Usually couples know everything about each other by the time they decide to get married.  The situation is in reverse here.  Paul and Veblen have a lot to learn about each other.  They are certainly not a perfect fit.  Will their love be able to withstand their contradicting natures?

On the surface, the book is about Paul and Veblen.  It is also about Thorstein Veblen, an economist who propounded the theory of "Conspicuous Consumption".  It is about letting nature breathe amongst reckless urbanization. It is also about devious pharmaceutical companies using underdeveloped research to mint money. It is about hippies and hypochondriacs and the mentally unstable learning to live together.  It seems that the dysfunctional are the truly functional people in our society.

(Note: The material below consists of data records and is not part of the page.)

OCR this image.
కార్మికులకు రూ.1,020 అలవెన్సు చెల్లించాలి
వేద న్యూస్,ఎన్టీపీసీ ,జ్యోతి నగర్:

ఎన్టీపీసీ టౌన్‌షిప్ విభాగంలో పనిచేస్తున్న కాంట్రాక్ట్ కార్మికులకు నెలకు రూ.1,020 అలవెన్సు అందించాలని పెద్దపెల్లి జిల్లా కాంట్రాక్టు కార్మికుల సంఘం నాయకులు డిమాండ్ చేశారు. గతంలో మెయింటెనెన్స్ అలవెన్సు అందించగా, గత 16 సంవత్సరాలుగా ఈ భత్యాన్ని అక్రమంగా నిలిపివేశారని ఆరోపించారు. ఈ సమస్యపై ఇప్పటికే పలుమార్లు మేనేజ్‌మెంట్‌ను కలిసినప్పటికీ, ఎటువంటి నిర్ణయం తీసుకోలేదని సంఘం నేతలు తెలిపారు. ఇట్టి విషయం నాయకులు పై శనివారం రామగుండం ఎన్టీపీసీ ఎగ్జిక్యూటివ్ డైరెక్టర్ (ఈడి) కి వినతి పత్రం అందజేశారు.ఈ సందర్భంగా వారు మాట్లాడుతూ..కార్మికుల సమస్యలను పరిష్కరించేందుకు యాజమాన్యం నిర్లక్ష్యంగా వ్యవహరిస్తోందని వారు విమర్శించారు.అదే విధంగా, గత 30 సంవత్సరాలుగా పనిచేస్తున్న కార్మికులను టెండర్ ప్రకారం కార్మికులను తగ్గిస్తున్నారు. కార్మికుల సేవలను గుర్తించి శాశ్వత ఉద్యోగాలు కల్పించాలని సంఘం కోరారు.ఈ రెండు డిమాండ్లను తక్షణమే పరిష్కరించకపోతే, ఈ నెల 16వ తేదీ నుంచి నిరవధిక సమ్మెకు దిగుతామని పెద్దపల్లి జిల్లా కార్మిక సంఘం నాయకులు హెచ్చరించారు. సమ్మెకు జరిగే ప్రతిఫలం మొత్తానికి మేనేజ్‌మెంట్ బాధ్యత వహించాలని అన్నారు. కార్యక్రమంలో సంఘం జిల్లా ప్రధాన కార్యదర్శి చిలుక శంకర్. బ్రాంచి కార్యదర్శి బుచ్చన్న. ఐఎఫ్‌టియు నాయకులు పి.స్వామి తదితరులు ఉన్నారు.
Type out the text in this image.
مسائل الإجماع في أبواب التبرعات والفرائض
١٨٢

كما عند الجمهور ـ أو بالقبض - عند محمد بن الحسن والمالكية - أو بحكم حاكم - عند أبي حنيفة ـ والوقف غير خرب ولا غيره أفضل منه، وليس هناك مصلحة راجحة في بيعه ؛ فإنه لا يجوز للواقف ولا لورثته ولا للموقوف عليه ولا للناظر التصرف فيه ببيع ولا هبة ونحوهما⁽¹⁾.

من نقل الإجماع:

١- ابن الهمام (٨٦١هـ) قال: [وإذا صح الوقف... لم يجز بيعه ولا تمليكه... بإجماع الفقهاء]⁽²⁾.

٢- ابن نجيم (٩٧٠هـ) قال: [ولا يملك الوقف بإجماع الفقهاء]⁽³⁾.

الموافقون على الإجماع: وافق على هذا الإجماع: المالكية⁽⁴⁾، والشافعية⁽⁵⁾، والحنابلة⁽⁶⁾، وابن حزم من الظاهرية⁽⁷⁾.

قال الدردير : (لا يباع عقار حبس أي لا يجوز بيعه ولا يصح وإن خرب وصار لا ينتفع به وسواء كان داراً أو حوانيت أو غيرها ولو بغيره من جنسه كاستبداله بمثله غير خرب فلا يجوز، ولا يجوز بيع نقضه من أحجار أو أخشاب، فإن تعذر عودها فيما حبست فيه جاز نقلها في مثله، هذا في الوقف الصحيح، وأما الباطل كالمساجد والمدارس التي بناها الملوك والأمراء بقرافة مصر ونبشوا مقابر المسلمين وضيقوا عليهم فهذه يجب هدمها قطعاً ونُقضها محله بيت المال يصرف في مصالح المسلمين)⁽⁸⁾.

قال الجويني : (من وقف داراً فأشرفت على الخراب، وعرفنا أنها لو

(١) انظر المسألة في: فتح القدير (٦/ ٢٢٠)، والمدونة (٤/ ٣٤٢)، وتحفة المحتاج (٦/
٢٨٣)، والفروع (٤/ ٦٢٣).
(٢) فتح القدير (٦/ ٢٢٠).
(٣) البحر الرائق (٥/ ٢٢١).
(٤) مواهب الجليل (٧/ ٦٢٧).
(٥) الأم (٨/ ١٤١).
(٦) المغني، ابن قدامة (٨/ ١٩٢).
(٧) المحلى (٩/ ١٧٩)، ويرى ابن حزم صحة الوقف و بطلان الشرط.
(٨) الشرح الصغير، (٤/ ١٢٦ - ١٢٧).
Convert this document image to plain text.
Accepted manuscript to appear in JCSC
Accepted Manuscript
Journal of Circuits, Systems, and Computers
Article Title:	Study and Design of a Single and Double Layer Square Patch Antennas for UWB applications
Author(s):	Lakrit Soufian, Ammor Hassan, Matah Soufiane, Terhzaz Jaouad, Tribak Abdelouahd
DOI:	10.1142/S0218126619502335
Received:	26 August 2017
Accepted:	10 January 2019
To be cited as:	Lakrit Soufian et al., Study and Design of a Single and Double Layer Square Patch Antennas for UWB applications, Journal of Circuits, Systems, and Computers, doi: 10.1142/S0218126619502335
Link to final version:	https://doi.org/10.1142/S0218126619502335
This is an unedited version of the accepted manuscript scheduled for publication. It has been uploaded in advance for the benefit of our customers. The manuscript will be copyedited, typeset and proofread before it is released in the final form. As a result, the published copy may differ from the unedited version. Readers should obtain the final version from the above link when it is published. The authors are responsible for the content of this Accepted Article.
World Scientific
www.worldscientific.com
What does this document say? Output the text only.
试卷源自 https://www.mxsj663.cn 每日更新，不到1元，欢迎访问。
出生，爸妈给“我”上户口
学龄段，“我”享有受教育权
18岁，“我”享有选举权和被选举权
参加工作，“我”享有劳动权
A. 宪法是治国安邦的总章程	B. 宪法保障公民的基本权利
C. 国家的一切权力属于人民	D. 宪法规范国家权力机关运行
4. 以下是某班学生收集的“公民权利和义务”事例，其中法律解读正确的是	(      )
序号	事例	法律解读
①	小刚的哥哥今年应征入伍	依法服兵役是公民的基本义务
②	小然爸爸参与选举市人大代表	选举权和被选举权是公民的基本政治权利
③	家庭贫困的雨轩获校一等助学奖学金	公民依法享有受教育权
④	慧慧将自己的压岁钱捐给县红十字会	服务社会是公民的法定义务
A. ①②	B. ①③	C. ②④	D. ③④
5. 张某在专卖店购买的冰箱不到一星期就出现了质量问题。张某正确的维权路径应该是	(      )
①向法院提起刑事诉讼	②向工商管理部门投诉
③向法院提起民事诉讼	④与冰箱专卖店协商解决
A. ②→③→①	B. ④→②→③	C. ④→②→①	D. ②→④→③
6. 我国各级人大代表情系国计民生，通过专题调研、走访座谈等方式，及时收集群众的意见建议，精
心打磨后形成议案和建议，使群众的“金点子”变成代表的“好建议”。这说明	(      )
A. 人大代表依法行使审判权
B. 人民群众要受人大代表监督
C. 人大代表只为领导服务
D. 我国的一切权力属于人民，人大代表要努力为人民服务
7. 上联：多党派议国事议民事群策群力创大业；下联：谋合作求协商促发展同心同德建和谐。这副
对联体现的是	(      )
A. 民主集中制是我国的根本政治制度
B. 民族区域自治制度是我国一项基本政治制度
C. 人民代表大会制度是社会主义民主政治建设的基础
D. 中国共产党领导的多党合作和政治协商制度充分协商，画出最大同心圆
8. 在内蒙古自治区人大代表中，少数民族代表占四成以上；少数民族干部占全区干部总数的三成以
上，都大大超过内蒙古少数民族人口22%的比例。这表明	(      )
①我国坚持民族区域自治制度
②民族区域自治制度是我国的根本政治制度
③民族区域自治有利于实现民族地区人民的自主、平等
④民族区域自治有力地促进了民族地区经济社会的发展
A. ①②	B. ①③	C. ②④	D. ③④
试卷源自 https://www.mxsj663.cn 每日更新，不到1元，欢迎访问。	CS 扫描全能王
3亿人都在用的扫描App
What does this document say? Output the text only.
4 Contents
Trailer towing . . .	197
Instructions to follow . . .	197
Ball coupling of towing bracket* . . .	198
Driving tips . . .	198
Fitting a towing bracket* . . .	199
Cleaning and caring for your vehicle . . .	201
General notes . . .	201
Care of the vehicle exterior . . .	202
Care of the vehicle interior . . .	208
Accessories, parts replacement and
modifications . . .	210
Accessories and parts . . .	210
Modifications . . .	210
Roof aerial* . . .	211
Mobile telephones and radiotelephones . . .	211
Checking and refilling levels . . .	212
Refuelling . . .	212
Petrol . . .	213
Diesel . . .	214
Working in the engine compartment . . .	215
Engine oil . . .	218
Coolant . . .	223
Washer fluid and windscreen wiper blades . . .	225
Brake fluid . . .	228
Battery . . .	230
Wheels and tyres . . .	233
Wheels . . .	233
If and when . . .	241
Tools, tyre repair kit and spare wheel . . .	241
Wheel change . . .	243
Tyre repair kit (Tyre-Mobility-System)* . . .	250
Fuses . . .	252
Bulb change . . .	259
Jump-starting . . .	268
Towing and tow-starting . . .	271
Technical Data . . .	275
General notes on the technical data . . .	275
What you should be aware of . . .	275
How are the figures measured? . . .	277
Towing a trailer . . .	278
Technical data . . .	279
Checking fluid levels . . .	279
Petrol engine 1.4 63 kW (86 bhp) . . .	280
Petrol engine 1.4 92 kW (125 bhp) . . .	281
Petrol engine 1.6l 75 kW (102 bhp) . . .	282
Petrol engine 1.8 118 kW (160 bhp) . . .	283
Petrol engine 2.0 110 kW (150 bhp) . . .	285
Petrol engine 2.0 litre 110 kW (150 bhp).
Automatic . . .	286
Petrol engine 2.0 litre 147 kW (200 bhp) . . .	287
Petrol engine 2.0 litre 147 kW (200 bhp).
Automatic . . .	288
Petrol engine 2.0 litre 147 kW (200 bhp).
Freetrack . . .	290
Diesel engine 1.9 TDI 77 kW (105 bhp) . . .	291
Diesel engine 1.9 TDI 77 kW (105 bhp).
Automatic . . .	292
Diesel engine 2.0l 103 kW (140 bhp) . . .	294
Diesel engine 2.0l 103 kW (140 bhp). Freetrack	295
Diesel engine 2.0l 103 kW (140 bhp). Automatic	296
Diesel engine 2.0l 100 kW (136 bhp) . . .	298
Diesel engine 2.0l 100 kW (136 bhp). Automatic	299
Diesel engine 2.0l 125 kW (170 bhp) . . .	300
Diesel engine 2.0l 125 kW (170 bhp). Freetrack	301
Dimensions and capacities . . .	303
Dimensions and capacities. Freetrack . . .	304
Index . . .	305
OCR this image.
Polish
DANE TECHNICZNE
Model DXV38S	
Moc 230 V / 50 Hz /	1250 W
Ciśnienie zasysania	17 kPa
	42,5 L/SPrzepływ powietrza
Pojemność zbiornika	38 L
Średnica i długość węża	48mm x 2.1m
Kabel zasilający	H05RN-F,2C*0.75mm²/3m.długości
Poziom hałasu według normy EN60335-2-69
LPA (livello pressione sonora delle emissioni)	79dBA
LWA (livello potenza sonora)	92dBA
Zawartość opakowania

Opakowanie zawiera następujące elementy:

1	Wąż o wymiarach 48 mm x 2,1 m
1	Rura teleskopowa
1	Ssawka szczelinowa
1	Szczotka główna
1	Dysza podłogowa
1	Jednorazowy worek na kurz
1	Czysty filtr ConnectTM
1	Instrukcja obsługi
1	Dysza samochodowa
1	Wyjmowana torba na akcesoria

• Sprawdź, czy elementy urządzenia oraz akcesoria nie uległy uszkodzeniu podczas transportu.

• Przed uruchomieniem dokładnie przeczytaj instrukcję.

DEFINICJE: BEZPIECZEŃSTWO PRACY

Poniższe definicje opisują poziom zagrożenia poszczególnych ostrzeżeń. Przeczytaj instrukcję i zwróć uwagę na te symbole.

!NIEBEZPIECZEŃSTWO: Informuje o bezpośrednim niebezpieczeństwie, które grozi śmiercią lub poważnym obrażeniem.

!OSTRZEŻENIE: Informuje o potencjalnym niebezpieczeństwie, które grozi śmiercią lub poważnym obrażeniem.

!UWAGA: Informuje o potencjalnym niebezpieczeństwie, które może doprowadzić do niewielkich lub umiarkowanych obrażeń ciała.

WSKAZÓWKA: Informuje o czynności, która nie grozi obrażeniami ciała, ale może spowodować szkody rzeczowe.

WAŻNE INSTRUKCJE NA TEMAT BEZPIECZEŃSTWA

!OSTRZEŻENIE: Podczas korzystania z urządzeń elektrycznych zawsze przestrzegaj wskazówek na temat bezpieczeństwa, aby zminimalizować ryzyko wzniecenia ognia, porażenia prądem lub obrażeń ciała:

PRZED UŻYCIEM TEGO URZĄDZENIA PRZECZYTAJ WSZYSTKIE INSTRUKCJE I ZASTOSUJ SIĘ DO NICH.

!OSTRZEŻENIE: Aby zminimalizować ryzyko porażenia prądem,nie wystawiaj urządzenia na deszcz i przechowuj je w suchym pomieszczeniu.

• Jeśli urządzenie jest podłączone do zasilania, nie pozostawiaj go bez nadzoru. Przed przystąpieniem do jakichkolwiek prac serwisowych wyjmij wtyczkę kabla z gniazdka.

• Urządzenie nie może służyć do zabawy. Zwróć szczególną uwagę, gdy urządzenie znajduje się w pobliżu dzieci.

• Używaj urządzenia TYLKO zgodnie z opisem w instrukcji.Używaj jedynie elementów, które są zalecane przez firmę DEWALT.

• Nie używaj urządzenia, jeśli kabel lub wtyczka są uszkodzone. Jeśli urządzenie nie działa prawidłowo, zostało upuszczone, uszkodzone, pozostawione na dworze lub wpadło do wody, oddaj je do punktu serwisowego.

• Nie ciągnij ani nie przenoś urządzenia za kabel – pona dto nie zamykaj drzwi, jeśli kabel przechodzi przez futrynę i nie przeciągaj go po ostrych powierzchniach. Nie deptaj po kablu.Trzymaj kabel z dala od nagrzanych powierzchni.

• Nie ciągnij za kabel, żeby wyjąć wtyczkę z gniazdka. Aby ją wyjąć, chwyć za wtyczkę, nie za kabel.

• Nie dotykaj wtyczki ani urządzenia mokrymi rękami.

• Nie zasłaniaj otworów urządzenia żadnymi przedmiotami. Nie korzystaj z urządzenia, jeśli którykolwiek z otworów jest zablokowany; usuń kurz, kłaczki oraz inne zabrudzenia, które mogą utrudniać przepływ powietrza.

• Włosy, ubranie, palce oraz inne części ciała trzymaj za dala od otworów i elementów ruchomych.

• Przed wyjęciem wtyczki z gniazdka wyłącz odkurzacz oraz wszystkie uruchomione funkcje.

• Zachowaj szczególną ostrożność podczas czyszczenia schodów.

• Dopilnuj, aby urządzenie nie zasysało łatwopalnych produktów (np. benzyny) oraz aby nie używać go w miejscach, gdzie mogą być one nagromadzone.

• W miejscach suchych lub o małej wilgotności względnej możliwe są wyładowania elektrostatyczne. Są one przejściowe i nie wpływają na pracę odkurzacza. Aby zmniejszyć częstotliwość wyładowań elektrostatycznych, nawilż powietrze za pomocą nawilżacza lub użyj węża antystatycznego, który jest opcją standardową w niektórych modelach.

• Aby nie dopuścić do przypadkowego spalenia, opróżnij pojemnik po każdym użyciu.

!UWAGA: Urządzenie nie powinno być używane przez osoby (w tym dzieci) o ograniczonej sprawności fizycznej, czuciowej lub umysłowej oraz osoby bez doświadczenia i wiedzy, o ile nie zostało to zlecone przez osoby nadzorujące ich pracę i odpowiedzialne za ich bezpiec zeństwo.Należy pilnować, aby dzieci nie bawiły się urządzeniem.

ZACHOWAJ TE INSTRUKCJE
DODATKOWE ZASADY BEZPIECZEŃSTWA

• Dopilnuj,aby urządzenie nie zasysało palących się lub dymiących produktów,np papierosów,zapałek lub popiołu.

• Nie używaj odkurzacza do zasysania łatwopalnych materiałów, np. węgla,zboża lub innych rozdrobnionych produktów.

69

In the end, we learn, nothing is as it seems.  Veblen can be pretty sorted out despite appearing unstable.  Paul, despite appearing so straight and so conventional, hides flaws too.  He has to learn to accept his hippie parents and his mentally unstable brother before he can even think of making his relationship work with Veblen.  The question is, can Paul even learn that he has flaws?

It is a wonderful mish-mash of a book that appears to be a very simple love story between Paul and Veblen, but is much more.